“They that go down to the sea in ships, that do business in great waters; these see the works of the Lord, and his wonders in the deep.” (Psalm 107:23-24)
Last Friday, Mary Ann and I observed our 27th Wedding Anniversary. That fact was hard to believe! In fact, I was 27 when I got married (and she was 23) so I’ve been married roughly half my life! We had our young neices with us for a few days last week while Mary Ann’s sister and her husband were away, and so they spent the day with us on Friday. (Jessie, age 12, actually made us a card saying something to the effect of “Aren’t you surprised you’re still together?!” Well, that’s kids!) We took Jessie and her younger sister Beth with us to the South Boston waterfront. After a picnic lunch at Castle Island, we took the mile and a quarter “Boston Harbor Walkway” all around the area. Part of it juts right out into the harbor and is absolutely breath taking.
Suddenly, I experience a “deja vu” which was NOT an imagined memory, but a distant memory which I tapped into. I had been on that walkway several times, well over 40 years ago! My maternal grandmother lived in a apartment in Boston’s Mission Hill section. During the summer months, she’d let me, or one of my siblings, come and spend a few days with her from time to time. We’d be treated like royalty, eating bacon and eggs for breakfast and all sorts of other “cool stuff” such as drinking “fizzies” (you’ve got to be over 50 to know what they were!) and snacking on all kinds of junk food. In addition, we’d go to all kinds of interesting places in the city. To be most accurate, although my grandmother DID take me to a lot of interesting places, I did most of my traveling with her younger sister Cecelia “Celia” MacDonald.
Celia would be over 115 if still alive. She died of natural causes in her 90s. Sadly, despite the fact that she was VERY sociable and popular, and was from a very large family, by the time she died most of her peers were dead and her funeral was one of the smallest I’ve ever attended. Celia was a CHARACTER!
She had a dry wit and could be very funny. She made up names for people like “the old slow guy” or “the tramp” or “the loon”. Today, as a born-again Christian I know dabbling in psychic phenomena is something we don’t approve of, but Celia was also into psychic stuff and at least claimed to have some psychic abilities. Unlike my very overweight grandmother, Celia was slim. Celia had never married. I think she may have had a few factory jobs and and house cleaning jobs, but she spent at least half of her life taking care of sick relatives. She was very efficient at that sort of thing. Had she grown up 40 years later, I think she might well have become a Licensed Practical Nurse or something like that. By the time I was a little kid taking those “vacations” at my grandmother’s, Celia was in her early 70s. She shared an apartment with her brother Arthur who was a retired Boston cop. Celia LOVED to just get on the Boston public transit system and GO. She loved exploring. She’d get on that transit and go ANYWHERE. She could have been called “Celia on the M.T.A.!”

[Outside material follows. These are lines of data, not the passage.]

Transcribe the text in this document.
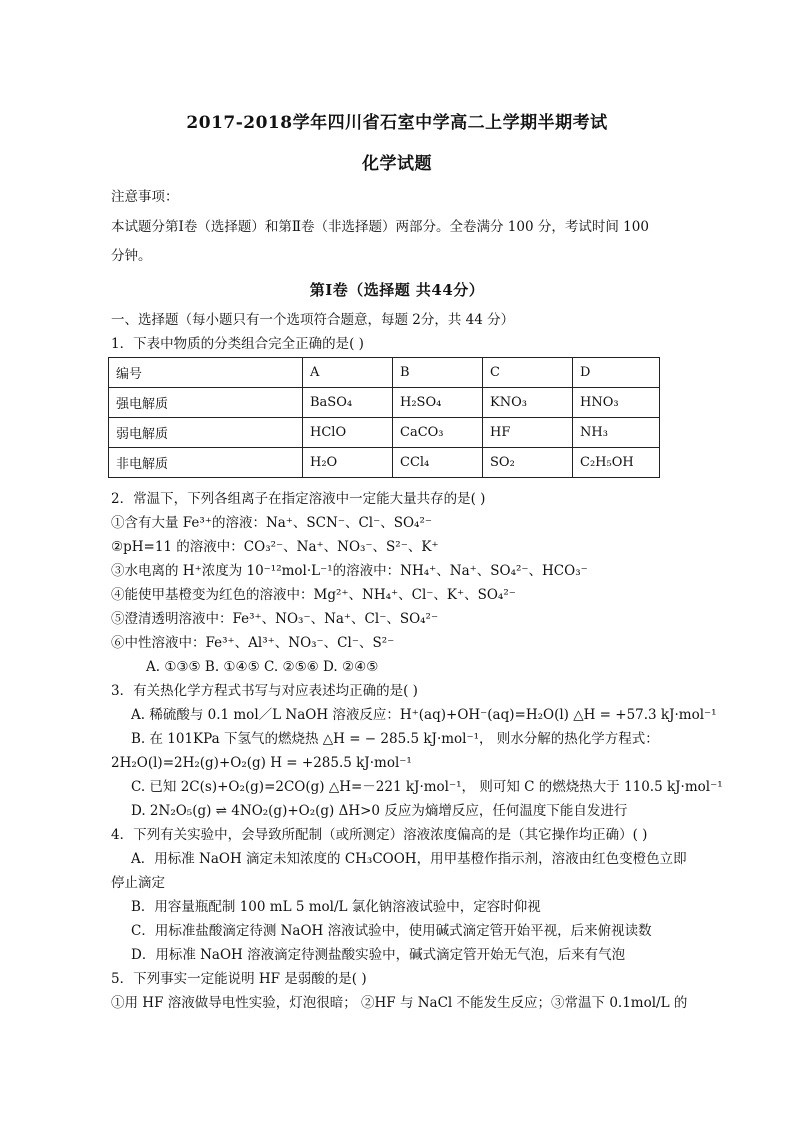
2017-2018学年四川省石室中学高二上学期半期考试
化学试题
注意事项：
本试题分第Ⅰ卷（选择题）和第Ⅱ卷（非选择题）两部分。全卷满分 100 分，考试时间 100
分钟。
第Ⅰ卷（选择题 共44分）
一、选择题（每小题只有一个选项符合题意，每题 2分，共 44 分）
1．下表中物质的分类组合完全正确的是( )
编号	A	B	C	D
强电解质	BaSO₄	H₂SO₄	KNO₃	HNO₃
弱电解质	HClO	CaCO₃	HF	NH₃
非电解质	H₂O	CCl₄	SO₂	C₂H₅OH
2．常温下，下列各组离子在指定溶液中一定能大量共存的是( )
①含有大量 Fe³⁺的溶液：Na⁺、SCN⁻、Cl⁻、SO₄²⁻
②pH=11 的溶液中：CO₃²⁻、Na⁺、NO₃⁻、S²⁻、K⁺
③水电离的 H⁺浓度为 10⁻¹²mol·L⁻¹的溶液中：NH₄⁺、Na⁺、SO₄²⁻、HCO₃⁻
④能使甲基橙变为红色的溶液中：Mg²⁺、NH₄⁺、Cl⁻、K⁺、SO₄²⁻
⑤澄清透明溶液中：Fe³⁺、NO₃⁻、Na⁺、Cl⁻、SO₄²⁻
⑥中性溶液中：Fe³⁺、Al³⁺、NO₃⁻、Cl⁻、S²⁻
A. ①③⑤ B. ①④⑤ C. ②⑤⑥ D. ②④⑤
3．有关热化学方程式书写与对应表述均正确的是( )
A. 稀硫酸与 0.1 mol／L NaOH 溶液反应：H⁺(aq)+OH⁻(aq)=H₂O(l) △H = +57.3 kJ·mol⁻¹
B. 在 101KPa 下氢气的燃烧热 △H = − 285.5 kJ·mol⁻¹， 则水分解的热化学方程式：
2H₂O(l)=2H₂(g)+O₂(g) H = +285.5 kJ·mol⁻¹
C. 已知 2C(s)+O₂(g)=2CO(g) △H=－221 kJ·mol⁻¹， 则可知 C 的燃烧热大于 110.5 kJ·mol⁻¹
D. 2N₂O₅(g) ⇌ 4NO₂(g)+O₂(g) ΔH>0 反应为熵增反应，任何温度下能自发进行
4．下列有关实验中，会导致所配制（或所测定）溶液浓度偏高的是（其它操作均正确）( )
A．用标准 NaOH 滴定未知浓度的 CH₃COOH，用甲基橙作指示剂，溶液由红色变橙色立即
停止滴定
B．用容量瓶配制 100 mL 5 mol/L 氯化钠溶液试验中，定容时仰视
C．用标准盐酸滴定待测 NaOH 溶液试验中，使用碱式滴定管开始平视，后来俯视读数
D．用标准 NaOH 溶液滴定待测盐酸实验中，碱式滴定管开始无气泡，后来有气泡
5．下列事实一定能说明 HF 是弱酸的是( )
①用 HF 溶液做导电性实验，灯泡很暗； ②HF 与 NaCl 不能发生反应；③常温下 0.1mol/L 的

She’d take me with her and we’d go all over the place on the transit system. I learned the city and the transit system very well because of Celia. As a young adult, I was very confident using the “T” and I owe that to Celia. (My mother also told me SHE’D traveled all over the city with Celia as a child and also was very confident finding her way around the city because of that.) I really liked the Boston Common and Public Garden areas, and we went there many times. One of Celia’s favorite places to go was the South Boston waterfront. We’d get a bus at “Roxbury Crossing” (just south of Mission Hill) and take it to “City Point”. We’d walk on the beautiful harborwalk. I recall a soft serve ice cream stand or two and park style benches along the harborwalk. We’d walk along looking at the boats and the water and watching jet planes overhead, and I felt totally happy and totally at peace and that all was right with the world.
That all came back to me on Friday.
One difference is there are far fewer park benches available on the walkway, but otherwise those pleasant feelings all flooded back to me after probably 43 or 44 years. I was very happy walking there on Friday, but I also got kind of misty eyed. To my right across the harbor was the JFK Library where Ted Kennedy’s body was there for “visiting hours”. The last time I walked this harborwalk with Celia, Ted Kennedy was a young senator. The FIRST time I walked it, JFK was President! It seemed AMAZING that all those years had passed, but mentally it was like there was perfect continuity. I felt very grateful to Celia for bringing me to this place on several occasions. I actually wished I could thank her. I then realized that in 43 years I’ll be 97! (No, I don’t expect to be alive at 97!) So, as often happens with me, I was put into a reflective mood, but it was a mostly good reflective mood.
“I used to come here as a KID.” I told Mary Ann.
We sat for awhile just watching the boats and planes. I could have sat there for two hours, but the girls were getting restless so we hopped into the minivan and drove out to the suburbs for ice cream.
Yes, it was quite a nostalgic and pleasant experience, Friday afternoon on the waterfront.